The Tennessee Court of Appeals in the case of 4215 Harding Road Homeowners Association v. Harris, 2011 WL 145915 (Tenn.Ct.App.2011) recently ruled that a homeowners association had the right to permanently force a resident out of her condominium unit as a result of hoarding activity leading to unsanitary conditions within the unit and a resulting offensive odor in the common areas.

Prior to the filing of its lawsuit, the association attempted to remedy the situation by facilitating the cleanup of the unit. A bio-hazard cleanup company was brought in and, during their twenty-four hours of work, set off odor bombs and removed three commercial dumpsters filled with debris. The property manager personally assisted by washing thirty-eight loads of laundry and other residents helped by making her dinner and providing accommodations until the cleanup was complete. The unit was also painted and the curtains, covered in black, furry and odiferous mold, peeled off the walls and windows. Less than five months after the cleanup, residents complained again about odors emanating from the unit and into the common areas. The association attempted to work with the owner to cleanup the unit but she ultimately refused to comply with the association’s demands. To make matters worse, the homeowner commenced interfering with the property manager’s job duties. After an attorney demand letter was sent to her requesting that she cease her behavior, the homeowner was observed sitting in the association lobby wearing a t-shirt with the words "I will not cease and desist".

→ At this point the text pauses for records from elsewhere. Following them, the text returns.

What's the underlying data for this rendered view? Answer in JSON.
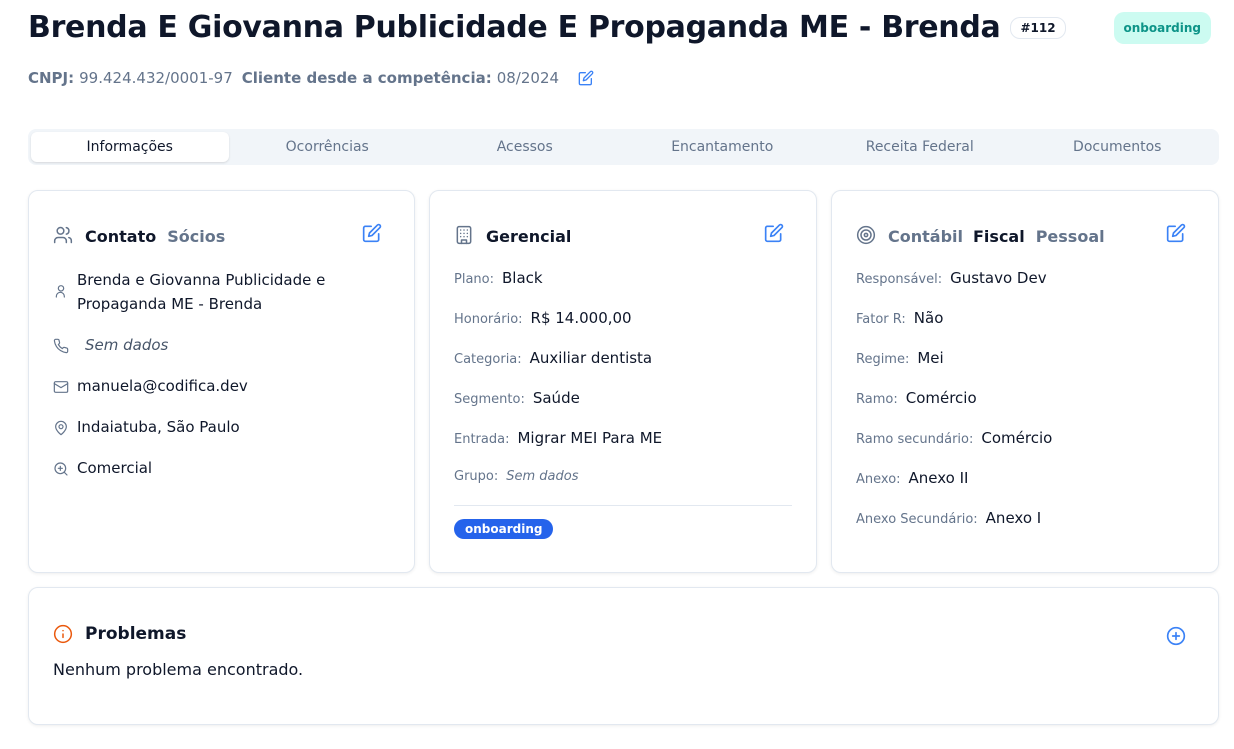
{
  "header": {
    "title": "Brenda E Giovanna Publicidade E Propaganda ME - Brenda",
    "id_badge": "#112",
    "status": "onboarding",
    "cnpj_label": "CNPJ:",
    "cnpj_value": "99.424.432/0001-97",
    "client_since_label": "Cliente desde a competência:",
    "client_since_value": "08/2024"
  },
  "tabs": [
    {
      "label": "Informações",
      "active": true
    },
    {
      "label": "Ocorrências",
      "active": false
    },
    {
      "label": "Acessos",
      "active": false
    },
    {
      "label": "Encantamento",
      "active": false
    },
    {
      "label": "Receita Federal",
      "active": false
    },
    {
      "label": "Documentos",
      "active": false
    }
  ],
  "contact_card": {
    "tab_active": "Contato",
    "tab_other": "Sócios",
    "name": "Brenda e Giovanna Publicidade e Propaganda ME - Brenda",
    "phone": "Sem dados",
    "email": "manuela@codifica.dev",
    "location": "Indaiatuba, São Paulo",
    "source": "Comercial",
    "icons": {
      "header": "users-icon",
      "name": "user-icon",
      "phone": "phone-icon",
      "email": "mail-icon",
      "location": "map-pin-icon",
      "source": "zoom-in-icon"
    }
  },
  "management_card": {
    "title": "Gerencial",
    "rows": [
      {
        "label": "Plano:",
        "value": "Black"
      },
      {
        "label": "Honorário:",
        "value": "R$ 14.000,00"
      },
      {
        "label": "Categoria:",
        "value": "Auxiliar dentista"
      },
      {
        "label": "Segmento:",
        "value": "Saúde"
      },
      {
        "label": "Entrada:",
        "value": "Migrar MEI Para ME"
      },
      {
        "label": "Grupo:",
        "value": "Sem dados"
      }
    ],
    "tag": "onboarding"
  },
  "fiscal_card": {
    "tab_contabil": "Contábil",
    "tab_fiscal": "Fiscal",
    "tab_pessoal": "Pessoal",
    "rows": [
      {
        "label": "Responsável:",
        "value": "Gustavo Dev"
      },
      {
        "label": "Fator R:",
        "value": "Não"
      },
      {
        "label": "Regime:",
        "value": "Mei"
      },
      {
        "label": "Ramo:",
        "value": "Comércio"
      },
      {
        "label": "Ramo secundário:",
        "value": "Comércio"
      },
      {
        "label": "Anexo:",
        "value": "Anexo II"
      },
      {
        "label": "Anexo Secundário:",
        "value": "Anexo I"
      }
    ]
  },
  "problems": {
    "title": "Problemas",
    "empty_text": "Nenhum problema encontrado."
  },
  "colors": {
    "accent": "#3b82f6",
    "status_bg": "#ccfbf1",
    "status_text": "#0d9488",
    "tag_bg": "#2563eb",
    "warning": "#ea580c"
  }
}
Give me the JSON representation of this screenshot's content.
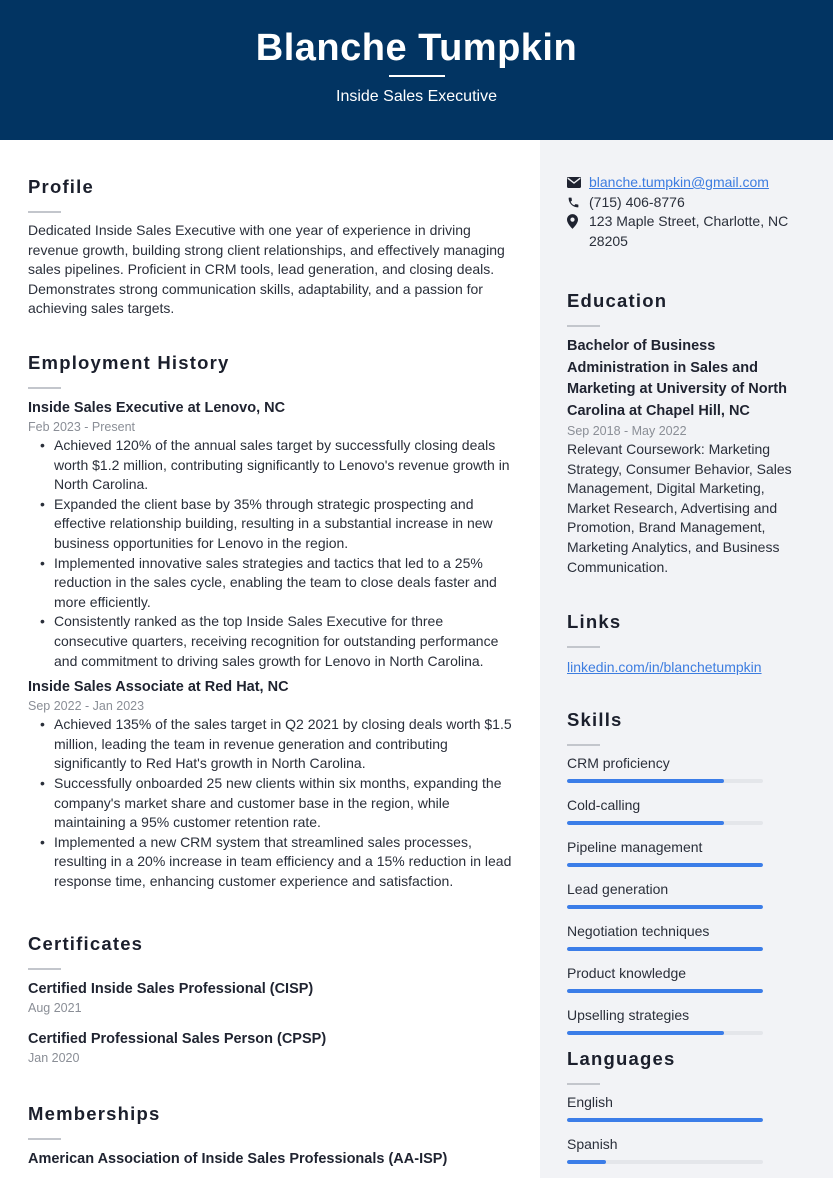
{
  "header": {
    "name": "Blanche Tumpkin",
    "title": "Inside Sales Executive"
  },
  "colors": {
    "header_bg": "#023462",
    "sidebar_bg": "#f2f3f6",
    "accent": "#3b7de8",
    "link": "#3d7de0"
  },
  "profile": {
    "heading": "Profile",
    "text": "Dedicated Inside Sales Executive with one year of experience in driving revenue growth, building strong client relationships, and effectively managing sales pipelines. Proficient in CRM tools, lead generation, and closing deals. Demonstrates strong communication skills, adaptability, and a passion for achieving sales targets."
  },
  "employment": {
    "heading": "Employment History",
    "jobs": [
      {
        "title": "Inside Sales Executive at Lenovo, NC",
        "dates": "Feb 2023 - Present",
        "bullets": [
          "Achieved 120% of the annual sales target by successfully closing deals worth $1.2 million, contributing significantly to Lenovo's revenue growth in North Carolina.",
          "Expanded the client base by 35% through strategic prospecting and effective relationship building, resulting in a substantial increase in new business opportunities for Lenovo in the region.",
          "Implemented innovative sales strategies and tactics that led to a 25% reduction in the sales cycle, enabling the team to close deals faster and more efficiently.",
          "Consistently ranked as the top Inside Sales Executive for three consecutive quarters, receiving recognition for outstanding performance and commitment to driving sales growth for Lenovo in North Carolina."
        ]
      },
      {
        "title": "Inside Sales Associate at Red Hat, NC",
        "dates": "Sep 2022 - Jan 2023",
        "bullets": [
          "Achieved 135% of the sales target in Q2 2021 by closing deals worth $1.5 million, leading the team in revenue generation and contributing significantly to Red Hat's growth in North Carolina.",
          "Successfully onboarded 25 new clients within six months, expanding the company's market share and customer base in the region, while maintaining a 95% customer retention rate.",
          "Implemented a new CRM system that streamlined sales processes, resulting in a 20% increase in team efficiency and a 15% reduction in lead response time, enhancing customer experience and satisfaction."
        ]
      }
    ]
  },
  "certificates": {
    "heading": "Certificates",
    "items": [
      {
        "title": "Certified Inside Sales Professional (CISP)",
        "date": "Aug 2021"
      },
      {
        "title": "Certified Professional Sales Person (CPSP)",
        "date": "Jan 2020"
      }
    ]
  },
  "memberships": {
    "heading": "Memberships",
    "items": [
      {
        "title": "American Association of Inside Sales Professionals (AA-ISP)"
      }
    ]
  },
  "contact": {
    "email": "blanche.tumpkin@gmail.com",
    "phone": "(715) 406-8776",
    "address": "123 Maple Street, Charlotte, NC 28205",
    "icons": {
      "email": "envelope-icon",
      "phone": "phone-icon",
      "address": "map-pin-icon"
    }
  },
  "education": {
    "heading": "Education",
    "degree": "Bachelor of Business Administration in Sales and Marketing at University of North Carolina at Chapel Hill, NC",
    "dates": "Sep 2018 - May 2022",
    "description": "Relevant Coursework: Marketing Strategy, Consumer Behavior, Sales Management, Digital Marketing, Market Research, Advertising and Promotion, Brand Management, Marketing Analytics, and Business Communication."
  },
  "links": {
    "heading": "Links",
    "items": [
      {
        "label": "linkedin.com/in/blanchetumpkin"
      }
    ]
  },
  "skills": {
    "heading": "Skills",
    "items": [
      {
        "label": "CRM proficiency",
        "level": 0.8
      },
      {
        "label": "Cold-calling",
        "level": 0.8
      },
      {
        "label": "Pipeline management",
        "level": 1.0
      },
      {
        "label": "Lead generation",
        "level": 1.0
      },
      {
        "label": "Negotiation techniques",
        "level": 1.0
      },
      {
        "label": "Product knowledge",
        "level": 1.0
      },
      {
        "label": "Upselling strategies",
        "level": 0.8
      }
    ]
  },
  "languages": {
    "heading": "Languages",
    "items": [
      {
        "label": "English",
        "level": 1.0
      },
      {
        "label": "Spanish",
        "level": 0.2
      }
    ]
  }
}
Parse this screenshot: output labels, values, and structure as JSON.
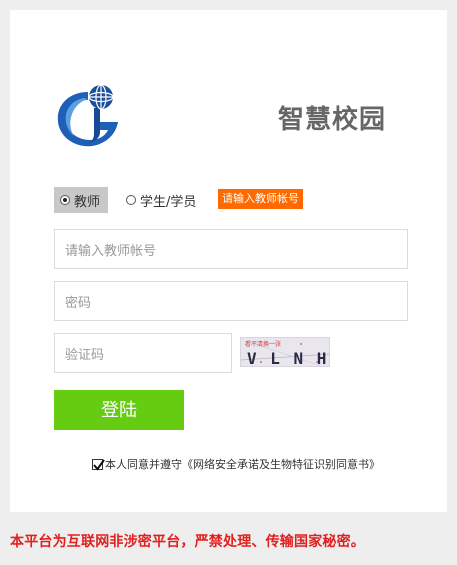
{
  "app": {
    "title": "智慧校园"
  },
  "login_form": {
    "roles": [
      {
        "label": "教师",
        "selected": true
      },
      {
        "label": "学生/学员",
        "selected": false
      }
    ],
    "role_hint": "请输入教师帐号",
    "account_placeholder": "请输入教师帐号",
    "password_placeholder": "密码",
    "captcha_placeholder": "验证码",
    "captcha_image_caption": "看不清换一张",
    "captcha_image_text": "V L N H",
    "login_button": "登陆",
    "agreement": {
      "checked": true,
      "text": "本人同意并遵守《网络安全承诺及生物特征识别同意书》"
    }
  },
  "footer": {
    "notice": "本平台为互联网非涉密平台，严禁处理、传输国家秘密。"
  },
  "colors": {
    "login_button": "#66cc11",
    "hint_badge": "#ff6a00",
    "notice_text": "#e02020",
    "title_text": "#666666",
    "logo_blue": "#1f5fb8"
  },
  "icons": {
    "logo": "school-logo-icon",
    "radio": "radio-icon",
    "checkbox": "checkbox-icon"
  }
}
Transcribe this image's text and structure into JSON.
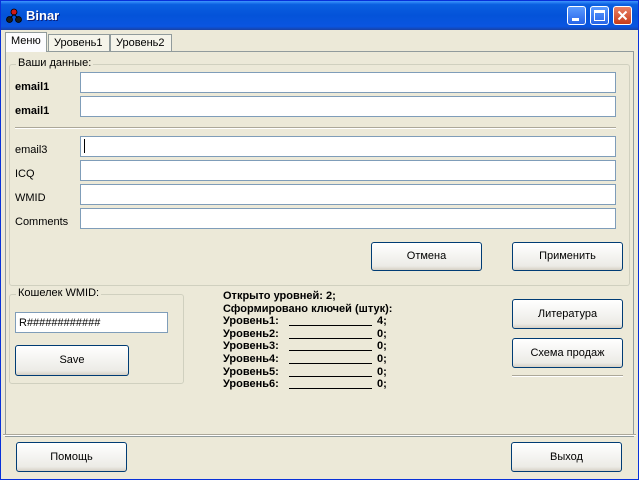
{
  "window": {
    "title": "Binar"
  },
  "tabs": [
    {
      "label": "Меню",
      "active": true
    },
    {
      "label": "Уровень1",
      "active": false
    },
    {
      "label": "Уровень2",
      "active": false
    }
  ],
  "user_data": {
    "group_label": "Ваши данные:",
    "fields": [
      {
        "label": "email1",
        "value": ""
      },
      {
        "label": "email1",
        "value": ""
      },
      {
        "label": "email3",
        "value": ""
      },
      {
        "label": "ICQ",
        "value": ""
      },
      {
        "label": "WMID",
        "value": ""
      },
      {
        "label": "Comments",
        "value": ""
      }
    ],
    "cancel_label": "Отмена",
    "apply_label": "Применить"
  },
  "wallet": {
    "group_label": "Кошелек WMID:",
    "value": "R############",
    "save_label": "Save"
  },
  "stats": {
    "opened_levels": "Открыто уровней: 2;",
    "keys_formed": "Сформировано ключей (штук):",
    "levels": [
      {
        "label": "Уровень1:",
        "value": "4;"
      },
      {
        "label": "Уровень2:",
        "value": "0;"
      },
      {
        "label": "Уровень3:",
        "value": "0;"
      },
      {
        "label": "Уровень4:",
        "value": "0;"
      },
      {
        "label": "Уровень5:",
        "value": "0;"
      },
      {
        "label": "Уровень6:",
        "value": "0;"
      }
    ]
  },
  "side_buttons": {
    "literature_label": "Литература",
    "sales_scheme_label": "Схема продаж"
  },
  "footer": {
    "help_label": "Помощь",
    "exit_label": "Выход"
  },
  "colors": {
    "titlebar": "#0453d9",
    "window_bg": "#ece9d8",
    "button_border": "#003c74",
    "field_border": "#7f9db9"
  }
}
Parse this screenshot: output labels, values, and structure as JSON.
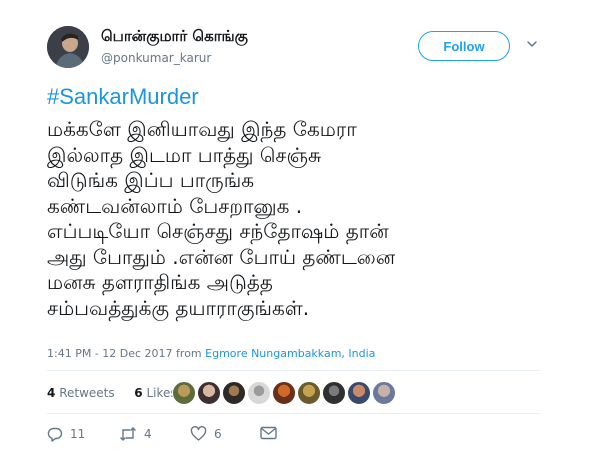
{
  "user": {
    "display_name": "பொன்குமார் கொங்கு",
    "handle": "@ponkumar_karur"
  },
  "follow_label": "Follow",
  "tweet": {
    "hashtag": "#SankarMurder",
    "lines": [
      "மக்களே இனியாவது இந்த கேமரா",
      "இல்லாத இடமா பாத்து செஞ்சு",
      "விடுங்க இப்ப பாருங்க",
      "கண்டவன்லாம் பேசறானுக .",
      "எப்படியோ செஞ்சது சந்தோஷம் தான்",
      "அது போதும் .என்ன போய் தண்டனை",
      "மனசு தளராதிங்க அடுத்த",
      "சம்பவத்துக்கு தயாராகுங்கள்."
    ]
  },
  "meta": {
    "time": "1:41 PM - 12 Dec 2017 from",
    "location": "Egmore Nungambakkam, India"
  },
  "stats": {
    "retweets_count": "4",
    "retweets_label": "Retweets",
    "likes_count": "6",
    "likes_label": "Likes"
  },
  "actions": {
    "replies": "11",
    "retweets": "4",
    "likes": "6"
  },
  "colors": {
    "accent": "#1da1f2",
    "link": "#1b95e0",
    "muted": "#657786",
    "text": "#14171a",
    "divider": "#e6ecf0"
  }
}
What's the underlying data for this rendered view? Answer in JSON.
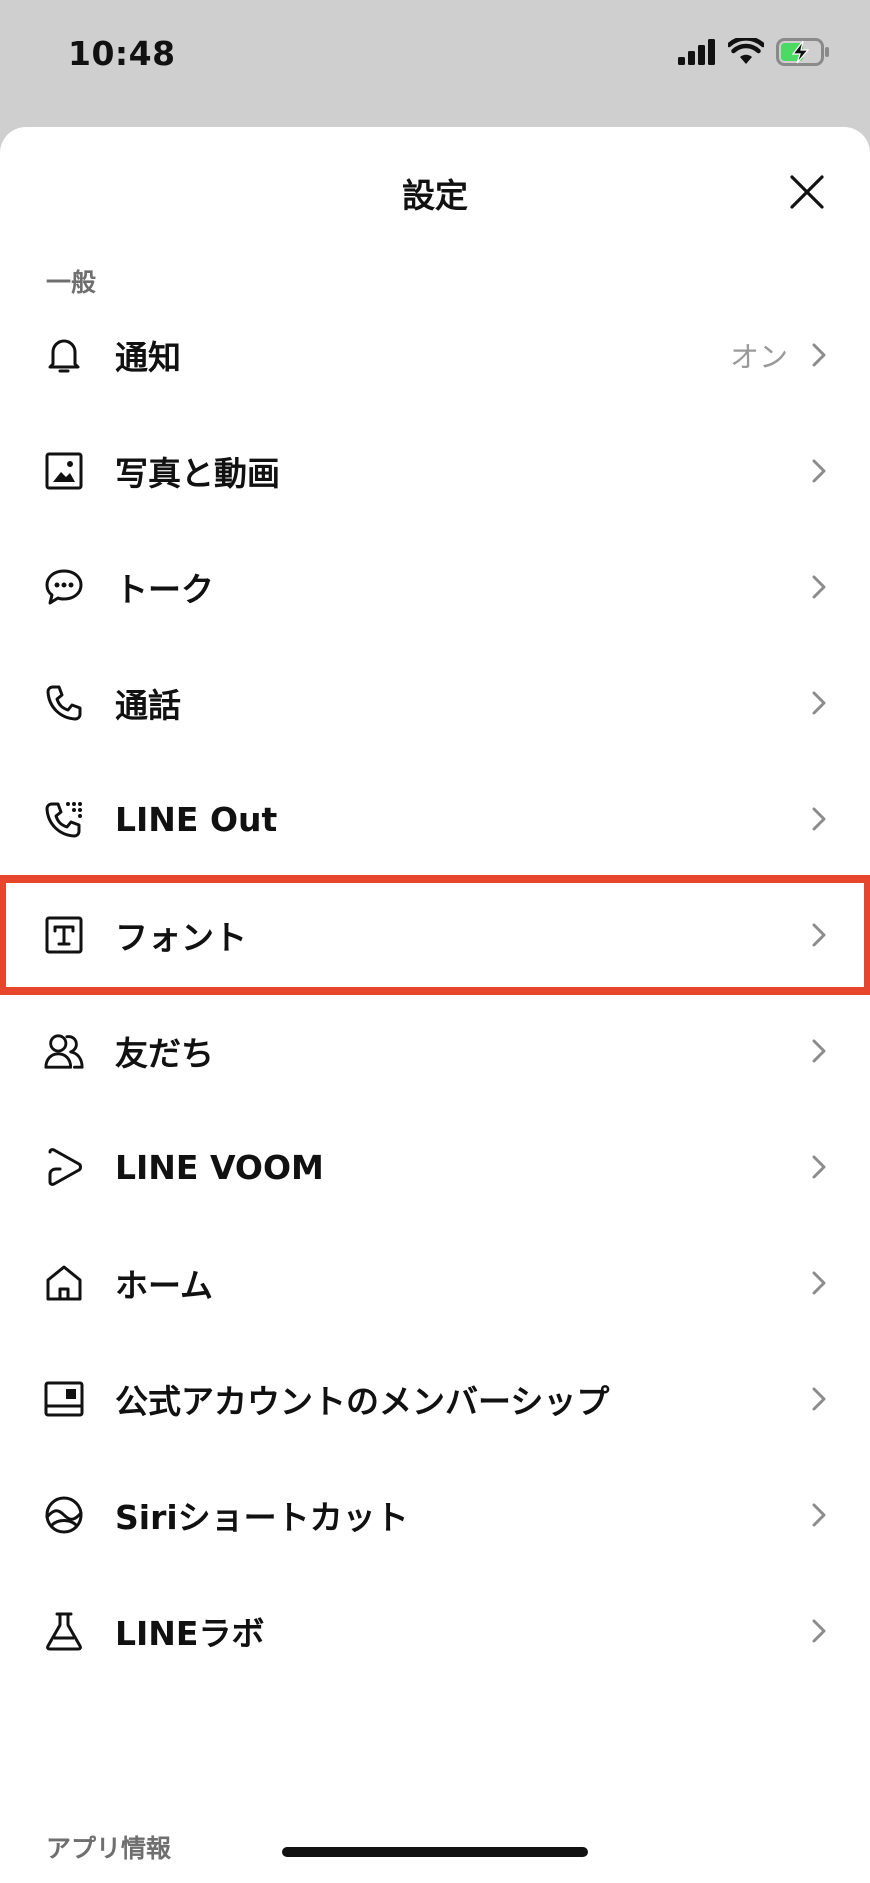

The association subsequently filed a lawsuit requesting damages, for an injunction requiring that the homeowner abate the odor, and further requesting that her right to occupy and use her unit be terminated. Interestingly, the association covenants permitted it to terminate the ownership rights of an owner who continued to violate the restrictive covenants after being provided a written notice of the violation. The Court of Appeals upheld the trial court’s ruling ordering the judicial sale of the unit as a result of the covenant violations. Specifically, the Court found that the sale was justified in light of the homeowner’s refusal to acknowlege the violation, the association’s repeated efforts for over a year to remedy the problem, the continued failure by the homeowner to cure the violation, the gravity of the nuisance and its impact on the other homeowners.

This extreme case emphasizes the importance of enforcing association covenants to protect the health, safety and welfare of other homeowners. It also raises questions as to whether Colorado courts would permit the removal of a homeowner from the community if similar covenants were in place.

Associations and their managers should continue to informally attempt to resolve covenant violations with their homeowners to the extent practicable. If violations persist, it is recommended that the association consult with its attorney to determine an appropriate course of action which, in many cases, will be dictated by the covenants.